In Illo Tempore: 3ª Domenica di Avvento “Gaudete”

Nella nostra traduzione da OnePeterFive la consueta meditazione di P. John Zuhlsdorf che ogni settimana ci consente di approfondire i tesori di grazia ricevuti nella domenica precedente qui. Importante anche per i riferimenti al superamento dei problemi attuali.

In Illo Tempore:
3ª Domenica di Avvento “Gaudete”

La Chiesa, mentre ci guida attraverso l'Avvento, lo fa con una pedagogia al tempo stesso sobria ed esultante, scandita da un ritmo che si accelera con l'avvicinarsi dei grandi misteri. Fin dalla prima domenica, quando il Signore è annunciato come ancora lontano ma certamente in arrivo, la liturgia – Messa e Ufficio – si fa sempre più pressante. L'orizzonte iniziale è escatologico.

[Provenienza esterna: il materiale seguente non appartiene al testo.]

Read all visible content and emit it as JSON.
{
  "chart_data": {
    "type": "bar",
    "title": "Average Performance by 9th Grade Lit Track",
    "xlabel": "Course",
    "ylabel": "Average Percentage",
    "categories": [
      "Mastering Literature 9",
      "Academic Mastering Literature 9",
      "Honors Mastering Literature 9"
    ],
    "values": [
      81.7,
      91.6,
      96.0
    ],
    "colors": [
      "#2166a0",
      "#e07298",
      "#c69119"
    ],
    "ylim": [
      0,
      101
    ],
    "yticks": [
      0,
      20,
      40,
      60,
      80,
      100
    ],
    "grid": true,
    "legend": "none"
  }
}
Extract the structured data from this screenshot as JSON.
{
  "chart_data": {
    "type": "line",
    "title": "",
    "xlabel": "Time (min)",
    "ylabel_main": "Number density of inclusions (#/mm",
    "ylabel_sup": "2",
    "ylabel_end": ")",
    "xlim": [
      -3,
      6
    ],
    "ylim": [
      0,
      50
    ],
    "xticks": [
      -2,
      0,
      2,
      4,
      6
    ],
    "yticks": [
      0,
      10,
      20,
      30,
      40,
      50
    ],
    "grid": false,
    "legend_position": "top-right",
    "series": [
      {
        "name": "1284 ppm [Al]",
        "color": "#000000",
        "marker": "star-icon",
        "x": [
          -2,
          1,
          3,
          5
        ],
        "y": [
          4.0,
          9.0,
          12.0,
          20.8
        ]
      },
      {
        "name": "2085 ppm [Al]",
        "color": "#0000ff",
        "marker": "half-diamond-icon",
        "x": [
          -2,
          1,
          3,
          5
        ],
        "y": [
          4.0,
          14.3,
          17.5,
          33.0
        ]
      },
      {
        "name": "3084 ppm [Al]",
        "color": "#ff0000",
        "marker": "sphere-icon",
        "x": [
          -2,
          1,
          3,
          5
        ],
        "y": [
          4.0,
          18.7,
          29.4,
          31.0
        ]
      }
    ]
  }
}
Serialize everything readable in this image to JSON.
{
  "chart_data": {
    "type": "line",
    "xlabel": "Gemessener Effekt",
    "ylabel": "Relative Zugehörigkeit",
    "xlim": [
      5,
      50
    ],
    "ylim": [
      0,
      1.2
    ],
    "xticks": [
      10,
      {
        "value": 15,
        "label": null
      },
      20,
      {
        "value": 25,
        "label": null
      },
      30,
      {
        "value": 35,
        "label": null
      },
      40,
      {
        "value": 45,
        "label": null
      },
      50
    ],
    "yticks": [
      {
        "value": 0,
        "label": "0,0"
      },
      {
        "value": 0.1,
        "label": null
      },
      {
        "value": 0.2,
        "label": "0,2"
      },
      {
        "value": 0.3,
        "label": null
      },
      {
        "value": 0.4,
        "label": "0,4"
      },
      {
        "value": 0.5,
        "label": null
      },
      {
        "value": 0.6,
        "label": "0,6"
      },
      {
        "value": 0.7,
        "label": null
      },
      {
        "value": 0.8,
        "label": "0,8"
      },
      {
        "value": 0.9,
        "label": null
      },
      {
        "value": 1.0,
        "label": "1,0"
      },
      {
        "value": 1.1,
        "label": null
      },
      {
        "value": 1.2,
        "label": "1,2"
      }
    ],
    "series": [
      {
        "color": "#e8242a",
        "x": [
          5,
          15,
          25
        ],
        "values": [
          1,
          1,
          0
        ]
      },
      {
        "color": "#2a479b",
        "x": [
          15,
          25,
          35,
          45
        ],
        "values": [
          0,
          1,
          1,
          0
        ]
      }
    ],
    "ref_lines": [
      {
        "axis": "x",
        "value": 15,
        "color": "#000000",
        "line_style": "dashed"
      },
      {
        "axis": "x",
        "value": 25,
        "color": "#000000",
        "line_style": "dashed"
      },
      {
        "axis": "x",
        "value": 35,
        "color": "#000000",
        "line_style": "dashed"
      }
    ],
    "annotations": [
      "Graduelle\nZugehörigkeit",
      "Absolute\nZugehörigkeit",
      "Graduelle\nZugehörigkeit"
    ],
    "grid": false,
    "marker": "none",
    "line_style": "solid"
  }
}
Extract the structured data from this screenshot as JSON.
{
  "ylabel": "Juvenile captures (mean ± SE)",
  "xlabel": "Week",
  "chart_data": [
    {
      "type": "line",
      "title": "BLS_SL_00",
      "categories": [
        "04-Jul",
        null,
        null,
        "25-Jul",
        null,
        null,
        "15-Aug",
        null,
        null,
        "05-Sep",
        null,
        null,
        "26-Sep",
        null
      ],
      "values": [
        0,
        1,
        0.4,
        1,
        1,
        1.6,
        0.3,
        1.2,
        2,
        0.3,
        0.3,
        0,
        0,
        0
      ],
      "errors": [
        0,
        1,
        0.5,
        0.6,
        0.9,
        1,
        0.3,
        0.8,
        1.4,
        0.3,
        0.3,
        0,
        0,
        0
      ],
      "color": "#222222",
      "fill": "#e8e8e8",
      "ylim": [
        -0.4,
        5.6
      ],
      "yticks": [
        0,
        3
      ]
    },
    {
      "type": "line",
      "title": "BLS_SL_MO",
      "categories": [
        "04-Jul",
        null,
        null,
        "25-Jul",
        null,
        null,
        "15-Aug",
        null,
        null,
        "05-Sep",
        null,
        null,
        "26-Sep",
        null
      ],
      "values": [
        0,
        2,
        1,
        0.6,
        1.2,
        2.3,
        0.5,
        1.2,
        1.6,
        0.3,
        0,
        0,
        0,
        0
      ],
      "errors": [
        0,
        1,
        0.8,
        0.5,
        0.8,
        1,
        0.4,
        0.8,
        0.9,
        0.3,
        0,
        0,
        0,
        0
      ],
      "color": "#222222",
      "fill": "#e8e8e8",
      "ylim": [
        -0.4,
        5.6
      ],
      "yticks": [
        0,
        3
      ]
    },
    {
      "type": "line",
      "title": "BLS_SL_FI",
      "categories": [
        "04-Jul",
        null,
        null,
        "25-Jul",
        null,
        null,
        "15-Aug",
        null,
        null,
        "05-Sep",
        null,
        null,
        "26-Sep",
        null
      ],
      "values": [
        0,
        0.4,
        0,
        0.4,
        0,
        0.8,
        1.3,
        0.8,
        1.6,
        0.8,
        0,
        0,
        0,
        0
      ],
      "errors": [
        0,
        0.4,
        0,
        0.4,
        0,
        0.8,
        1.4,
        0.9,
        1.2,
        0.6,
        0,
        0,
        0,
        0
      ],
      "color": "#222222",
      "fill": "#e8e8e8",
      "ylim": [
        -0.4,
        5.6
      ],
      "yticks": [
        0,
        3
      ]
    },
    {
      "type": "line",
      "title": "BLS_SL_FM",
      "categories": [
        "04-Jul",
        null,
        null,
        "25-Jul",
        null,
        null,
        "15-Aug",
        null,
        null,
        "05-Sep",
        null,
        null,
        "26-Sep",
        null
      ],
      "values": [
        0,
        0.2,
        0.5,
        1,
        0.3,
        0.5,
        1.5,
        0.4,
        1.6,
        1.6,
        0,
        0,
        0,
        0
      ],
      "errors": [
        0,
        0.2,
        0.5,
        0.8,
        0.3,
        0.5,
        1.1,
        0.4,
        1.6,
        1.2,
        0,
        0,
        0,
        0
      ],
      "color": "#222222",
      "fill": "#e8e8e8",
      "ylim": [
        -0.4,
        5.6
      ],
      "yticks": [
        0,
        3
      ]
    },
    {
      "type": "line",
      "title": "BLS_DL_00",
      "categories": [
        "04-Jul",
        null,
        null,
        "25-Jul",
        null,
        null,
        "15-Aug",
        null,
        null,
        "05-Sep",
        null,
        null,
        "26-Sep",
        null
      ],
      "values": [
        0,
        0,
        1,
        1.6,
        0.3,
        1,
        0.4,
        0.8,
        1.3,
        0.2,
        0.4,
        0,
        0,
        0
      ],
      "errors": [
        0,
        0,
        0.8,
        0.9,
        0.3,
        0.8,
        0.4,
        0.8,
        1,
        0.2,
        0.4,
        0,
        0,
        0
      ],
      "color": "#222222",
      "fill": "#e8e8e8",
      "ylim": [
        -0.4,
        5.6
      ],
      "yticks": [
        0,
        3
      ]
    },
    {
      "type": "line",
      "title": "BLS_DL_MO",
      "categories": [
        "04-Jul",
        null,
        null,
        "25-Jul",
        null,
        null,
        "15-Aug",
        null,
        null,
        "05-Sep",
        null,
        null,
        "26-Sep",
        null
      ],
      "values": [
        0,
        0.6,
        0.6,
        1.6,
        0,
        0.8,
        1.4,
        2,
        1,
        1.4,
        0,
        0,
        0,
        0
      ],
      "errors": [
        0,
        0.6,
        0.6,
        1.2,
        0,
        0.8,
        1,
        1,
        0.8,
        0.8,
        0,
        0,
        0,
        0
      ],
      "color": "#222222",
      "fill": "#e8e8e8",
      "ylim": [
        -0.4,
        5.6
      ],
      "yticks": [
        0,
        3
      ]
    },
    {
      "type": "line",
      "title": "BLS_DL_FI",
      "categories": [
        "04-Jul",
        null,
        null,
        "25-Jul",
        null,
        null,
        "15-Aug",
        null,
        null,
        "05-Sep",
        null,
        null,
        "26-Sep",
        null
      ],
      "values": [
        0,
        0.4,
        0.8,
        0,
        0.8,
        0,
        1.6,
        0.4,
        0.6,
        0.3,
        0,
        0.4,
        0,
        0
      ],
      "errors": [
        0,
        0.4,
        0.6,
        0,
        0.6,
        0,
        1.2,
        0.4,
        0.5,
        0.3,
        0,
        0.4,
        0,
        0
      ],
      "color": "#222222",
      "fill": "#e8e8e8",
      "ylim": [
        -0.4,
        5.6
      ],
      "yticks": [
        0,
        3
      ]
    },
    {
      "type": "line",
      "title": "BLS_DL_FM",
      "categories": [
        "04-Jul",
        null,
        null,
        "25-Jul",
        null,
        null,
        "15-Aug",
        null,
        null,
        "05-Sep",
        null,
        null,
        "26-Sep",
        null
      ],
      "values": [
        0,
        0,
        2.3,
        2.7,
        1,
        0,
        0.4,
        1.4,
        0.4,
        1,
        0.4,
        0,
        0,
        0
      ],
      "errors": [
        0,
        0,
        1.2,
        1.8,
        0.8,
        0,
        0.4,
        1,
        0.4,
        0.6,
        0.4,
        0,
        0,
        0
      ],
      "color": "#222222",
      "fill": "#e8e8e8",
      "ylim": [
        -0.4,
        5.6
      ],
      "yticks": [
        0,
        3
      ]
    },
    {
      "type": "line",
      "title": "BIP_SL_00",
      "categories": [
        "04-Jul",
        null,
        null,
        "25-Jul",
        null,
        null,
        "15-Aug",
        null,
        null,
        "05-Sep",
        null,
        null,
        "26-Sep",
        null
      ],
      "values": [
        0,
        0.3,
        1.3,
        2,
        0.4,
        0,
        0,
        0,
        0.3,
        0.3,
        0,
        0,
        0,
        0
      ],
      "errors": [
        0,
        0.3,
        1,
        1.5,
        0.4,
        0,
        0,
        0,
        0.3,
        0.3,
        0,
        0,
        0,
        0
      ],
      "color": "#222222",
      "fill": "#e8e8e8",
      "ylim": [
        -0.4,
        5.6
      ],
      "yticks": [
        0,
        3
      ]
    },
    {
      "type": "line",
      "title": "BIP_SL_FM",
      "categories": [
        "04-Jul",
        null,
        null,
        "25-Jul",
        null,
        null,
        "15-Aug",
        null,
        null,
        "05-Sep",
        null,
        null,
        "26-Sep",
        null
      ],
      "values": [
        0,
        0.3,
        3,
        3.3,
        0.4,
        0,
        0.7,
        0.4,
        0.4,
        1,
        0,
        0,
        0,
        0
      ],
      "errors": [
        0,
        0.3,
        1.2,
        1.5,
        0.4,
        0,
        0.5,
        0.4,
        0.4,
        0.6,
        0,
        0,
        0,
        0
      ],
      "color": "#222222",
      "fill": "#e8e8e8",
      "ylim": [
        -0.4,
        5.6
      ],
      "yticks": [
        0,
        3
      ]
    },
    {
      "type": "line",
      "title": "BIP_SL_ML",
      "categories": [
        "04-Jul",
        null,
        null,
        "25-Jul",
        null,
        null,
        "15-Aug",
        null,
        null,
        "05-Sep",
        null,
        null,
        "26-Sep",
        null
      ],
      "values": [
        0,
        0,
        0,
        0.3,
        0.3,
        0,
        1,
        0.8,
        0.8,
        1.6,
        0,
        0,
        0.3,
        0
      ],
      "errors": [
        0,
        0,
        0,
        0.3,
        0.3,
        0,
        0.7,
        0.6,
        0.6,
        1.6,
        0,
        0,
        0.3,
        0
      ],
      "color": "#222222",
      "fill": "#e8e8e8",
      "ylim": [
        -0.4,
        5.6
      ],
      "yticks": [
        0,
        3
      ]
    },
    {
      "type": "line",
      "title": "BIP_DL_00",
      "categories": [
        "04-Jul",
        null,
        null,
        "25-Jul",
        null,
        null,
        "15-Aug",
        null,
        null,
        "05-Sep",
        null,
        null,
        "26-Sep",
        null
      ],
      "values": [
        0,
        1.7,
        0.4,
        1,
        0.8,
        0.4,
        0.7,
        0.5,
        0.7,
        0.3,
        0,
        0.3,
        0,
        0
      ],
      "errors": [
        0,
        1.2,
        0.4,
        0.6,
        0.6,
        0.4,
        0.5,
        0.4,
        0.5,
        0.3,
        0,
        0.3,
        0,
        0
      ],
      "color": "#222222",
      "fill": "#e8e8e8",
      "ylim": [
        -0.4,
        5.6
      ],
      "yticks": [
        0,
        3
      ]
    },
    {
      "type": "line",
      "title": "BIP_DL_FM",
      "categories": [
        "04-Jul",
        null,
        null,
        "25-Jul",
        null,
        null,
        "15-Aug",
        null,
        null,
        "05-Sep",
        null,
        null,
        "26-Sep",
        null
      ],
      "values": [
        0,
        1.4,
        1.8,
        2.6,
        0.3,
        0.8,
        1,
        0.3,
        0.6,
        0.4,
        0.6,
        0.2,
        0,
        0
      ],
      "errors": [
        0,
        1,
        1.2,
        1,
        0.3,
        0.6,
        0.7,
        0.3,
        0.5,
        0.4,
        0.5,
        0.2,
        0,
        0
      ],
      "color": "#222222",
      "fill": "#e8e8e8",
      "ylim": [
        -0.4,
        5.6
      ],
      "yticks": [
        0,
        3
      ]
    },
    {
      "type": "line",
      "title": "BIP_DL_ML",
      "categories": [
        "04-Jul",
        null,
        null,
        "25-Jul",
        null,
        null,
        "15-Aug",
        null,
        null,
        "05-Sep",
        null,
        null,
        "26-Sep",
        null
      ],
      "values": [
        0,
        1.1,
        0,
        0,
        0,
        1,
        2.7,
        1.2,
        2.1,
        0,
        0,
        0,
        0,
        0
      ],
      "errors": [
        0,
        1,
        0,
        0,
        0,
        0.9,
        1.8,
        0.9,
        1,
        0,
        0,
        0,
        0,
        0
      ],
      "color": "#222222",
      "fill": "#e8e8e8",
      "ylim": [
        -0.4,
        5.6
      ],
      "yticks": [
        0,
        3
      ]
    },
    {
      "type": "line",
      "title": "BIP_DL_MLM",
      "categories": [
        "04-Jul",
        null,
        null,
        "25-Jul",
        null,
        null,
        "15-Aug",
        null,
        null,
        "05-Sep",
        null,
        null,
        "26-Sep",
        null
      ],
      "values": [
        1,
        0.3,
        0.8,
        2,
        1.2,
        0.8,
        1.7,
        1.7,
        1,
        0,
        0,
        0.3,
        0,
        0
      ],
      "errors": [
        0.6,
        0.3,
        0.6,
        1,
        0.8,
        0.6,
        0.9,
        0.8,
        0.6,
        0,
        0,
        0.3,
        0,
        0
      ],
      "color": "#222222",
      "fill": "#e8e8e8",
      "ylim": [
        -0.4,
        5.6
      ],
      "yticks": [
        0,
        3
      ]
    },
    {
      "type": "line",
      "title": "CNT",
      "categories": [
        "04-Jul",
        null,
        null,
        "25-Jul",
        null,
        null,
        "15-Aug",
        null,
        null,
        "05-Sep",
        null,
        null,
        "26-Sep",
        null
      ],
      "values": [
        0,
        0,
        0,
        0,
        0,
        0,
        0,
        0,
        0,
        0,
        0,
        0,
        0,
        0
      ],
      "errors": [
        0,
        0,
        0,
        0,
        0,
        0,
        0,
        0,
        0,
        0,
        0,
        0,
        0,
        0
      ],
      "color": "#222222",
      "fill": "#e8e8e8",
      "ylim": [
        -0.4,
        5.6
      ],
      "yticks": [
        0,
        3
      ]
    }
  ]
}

La venuta di Cristo è inizialmente annunciata non come un tenero presepe, ma come l'Avvento del Giudice e Re. La seconda domenica acuisce questa attesa. Giovanni Battista, imprigionato e in attesa di morte, manda i suoi discepoli a interrogare Gesù sulla sua identità. La risposta di Cristo non consiste in definizioni astratte, ma in segni: i ciechi vedono, gli zoppi camminano, i lebbrosi sono purificati, i sordi odono, i morti risuscitano. Sono segni messianici, ma anche escatologici. Riguardano la venuta di Dio, non solo del Messia. Ciò che accade ora, nella misericordia, anticipa ciò che accadrà universalmente al compimento di tutte le cose.

Nella terza domenica di Avvento, il canto della Chiesa cambia colore senza abbandonare la sua sostanza. L'introito canta "Rallegratevi sempre nel Signore... Gaudete in Domino semper", e le vesti rosa interrompono il viola. Eppure questa gioia non è un'interruzione completa della penitenza, né una caduta nel sentimentalismo. È gioia perché "prope est ... Egli è vicino". È vicino liturgicamente, con l'avvicinarsi della Natività. È vicino cronologicamente, con l'avvicinarsi della fine della storia a ogni istante che passa. È vicino sacramentalmente, misticamente, moralmente. La Chiesa non abbandona Giovanni Battista in questo momento. Al contrario, ce lo ripropone, ora nel Vangelo secondo Giovanni, dove viene interrogato dai messaggeri di Gerusalemme. "Sei tu il Cristo? Sei tu Elia? Sei tu il Profeta?", risponde Giovanni con austera chiarezza. Non è il Messia. Non è Elia ritornato in persona. È la Voce. “Ego vox clamantis in deserto: Dirigite viam Domini”, citando Isaia 40.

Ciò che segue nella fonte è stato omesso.